Growth fears as oil surges to fresh peak
Motorists and business to be hit as oil hits a new record of $143 a barrel in New York
Crude oil prices rose to a record high of over $143 per barrel yesterday due to tensions in the Middle East, stoking fears that the global economy is being throttled by a double whammy of sky high energy prices and the credit crunch.
Oil for delivery in August hit a record high of $143.67 in New York before falling to $140.31 a barrel, after a rising dollar prompted some to sell. The development will put further pressure on industry and motorists.
Traders were concerned by comments from the commander of Iran’s Revolutionary Guards who warned that the country would launch a missile counter-attack if Israel were to take military action over Tehran’s nuclear programme. General Mohammad Ali Jafri also threatened to cut off access to the Strait of Hormuz, a strategic waterway which transports around 60 per cent of supply, and announced plans to dig mass graves for 320,000 enemy soldiers. Iran’s fundamentalist regime is the world’s fourth largest provider of global oil.
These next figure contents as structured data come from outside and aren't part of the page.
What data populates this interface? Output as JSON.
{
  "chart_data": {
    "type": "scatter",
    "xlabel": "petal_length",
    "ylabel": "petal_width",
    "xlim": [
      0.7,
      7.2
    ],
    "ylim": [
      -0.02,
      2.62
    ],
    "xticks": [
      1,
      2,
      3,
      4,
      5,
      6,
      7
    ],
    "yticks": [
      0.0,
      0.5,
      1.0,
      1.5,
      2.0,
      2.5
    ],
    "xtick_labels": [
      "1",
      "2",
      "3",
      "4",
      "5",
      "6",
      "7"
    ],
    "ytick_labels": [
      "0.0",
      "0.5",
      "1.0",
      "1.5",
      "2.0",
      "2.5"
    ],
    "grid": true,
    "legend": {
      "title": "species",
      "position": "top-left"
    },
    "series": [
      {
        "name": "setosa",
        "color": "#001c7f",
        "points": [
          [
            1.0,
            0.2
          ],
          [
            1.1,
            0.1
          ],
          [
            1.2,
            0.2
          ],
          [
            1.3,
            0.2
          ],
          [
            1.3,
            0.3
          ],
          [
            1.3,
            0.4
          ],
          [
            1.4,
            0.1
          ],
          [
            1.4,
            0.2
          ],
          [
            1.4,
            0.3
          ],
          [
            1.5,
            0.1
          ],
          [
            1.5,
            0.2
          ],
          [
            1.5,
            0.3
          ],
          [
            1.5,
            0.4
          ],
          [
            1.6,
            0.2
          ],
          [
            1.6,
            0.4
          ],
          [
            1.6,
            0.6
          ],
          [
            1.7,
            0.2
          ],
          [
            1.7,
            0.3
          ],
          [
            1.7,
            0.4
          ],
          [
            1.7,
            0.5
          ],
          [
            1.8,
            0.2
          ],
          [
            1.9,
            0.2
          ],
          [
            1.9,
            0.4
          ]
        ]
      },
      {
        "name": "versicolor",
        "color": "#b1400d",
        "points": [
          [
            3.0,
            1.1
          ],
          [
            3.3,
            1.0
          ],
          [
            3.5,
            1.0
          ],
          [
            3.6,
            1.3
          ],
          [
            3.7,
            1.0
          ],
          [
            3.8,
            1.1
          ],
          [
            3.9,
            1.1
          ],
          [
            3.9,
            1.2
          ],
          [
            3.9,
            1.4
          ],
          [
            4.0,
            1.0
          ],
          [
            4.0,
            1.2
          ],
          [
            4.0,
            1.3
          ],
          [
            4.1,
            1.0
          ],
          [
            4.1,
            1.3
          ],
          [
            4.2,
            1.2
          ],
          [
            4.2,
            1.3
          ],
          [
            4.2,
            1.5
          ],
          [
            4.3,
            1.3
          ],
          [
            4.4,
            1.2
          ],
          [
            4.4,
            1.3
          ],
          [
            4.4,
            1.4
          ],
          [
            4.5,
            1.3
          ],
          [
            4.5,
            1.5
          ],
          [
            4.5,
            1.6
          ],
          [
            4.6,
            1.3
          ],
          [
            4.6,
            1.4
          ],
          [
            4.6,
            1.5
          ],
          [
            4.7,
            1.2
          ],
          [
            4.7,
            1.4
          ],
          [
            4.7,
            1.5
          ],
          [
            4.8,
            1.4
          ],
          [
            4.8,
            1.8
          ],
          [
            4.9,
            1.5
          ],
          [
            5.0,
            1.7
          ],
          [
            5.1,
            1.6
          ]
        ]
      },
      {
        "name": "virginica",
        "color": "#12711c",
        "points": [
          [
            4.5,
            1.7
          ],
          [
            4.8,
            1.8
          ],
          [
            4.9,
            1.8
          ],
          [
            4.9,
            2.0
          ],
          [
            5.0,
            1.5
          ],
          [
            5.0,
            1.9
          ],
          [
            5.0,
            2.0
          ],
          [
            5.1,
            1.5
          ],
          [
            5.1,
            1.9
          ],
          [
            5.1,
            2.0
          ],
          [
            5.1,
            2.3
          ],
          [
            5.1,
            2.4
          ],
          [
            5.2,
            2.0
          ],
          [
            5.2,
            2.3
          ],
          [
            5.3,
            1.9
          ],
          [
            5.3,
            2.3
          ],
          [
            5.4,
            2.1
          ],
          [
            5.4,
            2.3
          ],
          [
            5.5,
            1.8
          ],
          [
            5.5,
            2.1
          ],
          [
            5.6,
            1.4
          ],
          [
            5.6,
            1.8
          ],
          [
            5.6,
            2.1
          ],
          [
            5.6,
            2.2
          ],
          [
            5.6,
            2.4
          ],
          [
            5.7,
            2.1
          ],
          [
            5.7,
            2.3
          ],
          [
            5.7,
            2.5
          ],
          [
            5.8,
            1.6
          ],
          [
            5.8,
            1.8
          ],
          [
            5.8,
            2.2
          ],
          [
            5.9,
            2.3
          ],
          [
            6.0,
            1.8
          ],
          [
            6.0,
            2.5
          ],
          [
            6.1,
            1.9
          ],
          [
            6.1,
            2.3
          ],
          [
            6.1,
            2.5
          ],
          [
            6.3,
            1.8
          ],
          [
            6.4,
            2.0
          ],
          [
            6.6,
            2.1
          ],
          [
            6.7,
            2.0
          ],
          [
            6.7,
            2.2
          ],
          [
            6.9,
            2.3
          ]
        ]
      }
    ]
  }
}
Shares in heavyweight oil firms BP, Royal Dutch Shell and Total all rose between 1.4 and 2 per cent, although airlines British Airways, Lufthansa and Air France-KLM – all heavy oil consumers – shed between 1.5 and 3 per cent.
An emergency summit in Saudi Arabia last month failed to ease the surging prices, despite the UK pledging to add another 200,000 barrels a day to current production levels. Two years ago, oil was trading at about $63 a barrel.